J'ai fait des recherches et je n'ai pas su trouver la solution.
Ma problématique:
un Mac (mini) qui gère la domotique (il tourne donc en "continu") d'une maison de campagne partagée par trois familles.
Donc il y a des "visiteurs" et des "invités" qui peuvent se servir du Mac sans mon contrôle et qui bien souvent font des manips pas toutes heureuses. (Même si j'ai fait switcher les deux autres familles sur mac, mais je ne peux rien pour leurs amis...)
J'ai un compte "maître" qui a tous les droits que je veux activer en permanence, car certaines applis sont lancées par ce seul compte et c'est lui qui gère la domotique.
Je veux que le compte utilisateur actif (lorsque quelqu'un "réveille" l'écran après une certaine durée) sauf autre action soit le "Compte d'invité" et qu'il y ait également une session active en permanence pour un compte "Propriétaire", accessible à ceux qui ont le mot de passe, sans que les gens n'aient à l'ouvir autrement que par sélection dans le "fast switcher"
Si je suis là, je peux initier toutes les sessions et laisser "compte d'invité" actif quand je quitte et "ferme" la maison.
Mais... il y a ceux qui éteignent l'ordinateur volontairement ou non pendant leur séjour, les pannes de courant, laissent leur session active, etc...
et je veux avoir la garantie de pouvoir reprendre la main à distance sur ma machine.

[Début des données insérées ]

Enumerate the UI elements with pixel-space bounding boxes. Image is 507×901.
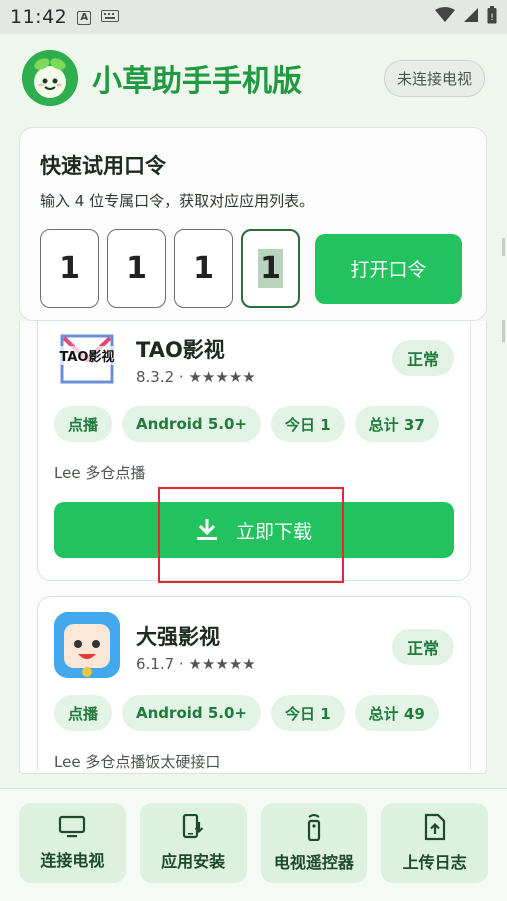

Puis-je par un script (Applescript ou script shell) ouvrir lors du redémarrage toutes les autres sessions utilisateurs en question (le mien étant ouvert par "ouverture automatique", dans l'ordre qui me convient, donc revenir à mon état par défaut ?
Merci par avance...


----------



## jala (18 Décembre 2009)

A force de google-iser j'ai trouvé une solution toute faite ou presque (mais facile à "customiser")

Apple a publié un droplet qui fait juste cela: switcher automatiquement à un autre utilisateur

Pour ceux qui n'ont pas la réponse:

http://www.macosxautomation.com/applescript/accountswitcher/index.html

et j'ai trouvé là, la façon de personnaliser le compte d'invité de façon à ce qu'il s'ouvre dans un environnement que j'ai défini (fond d'écran, dock, etc..)

http://www.michaelsmac.com/modules.php?name=News&file=article&sid=394

:modo:mais je me suis loggé en "root" et j'ai pu copier les dossiers par le finder sans passer par le terminal...(utiliser French.lproj au lieu de English.lproj si vous êtes dans une config française)
A vos risques et périls comme dit dans le lien sus-indiqué...


----------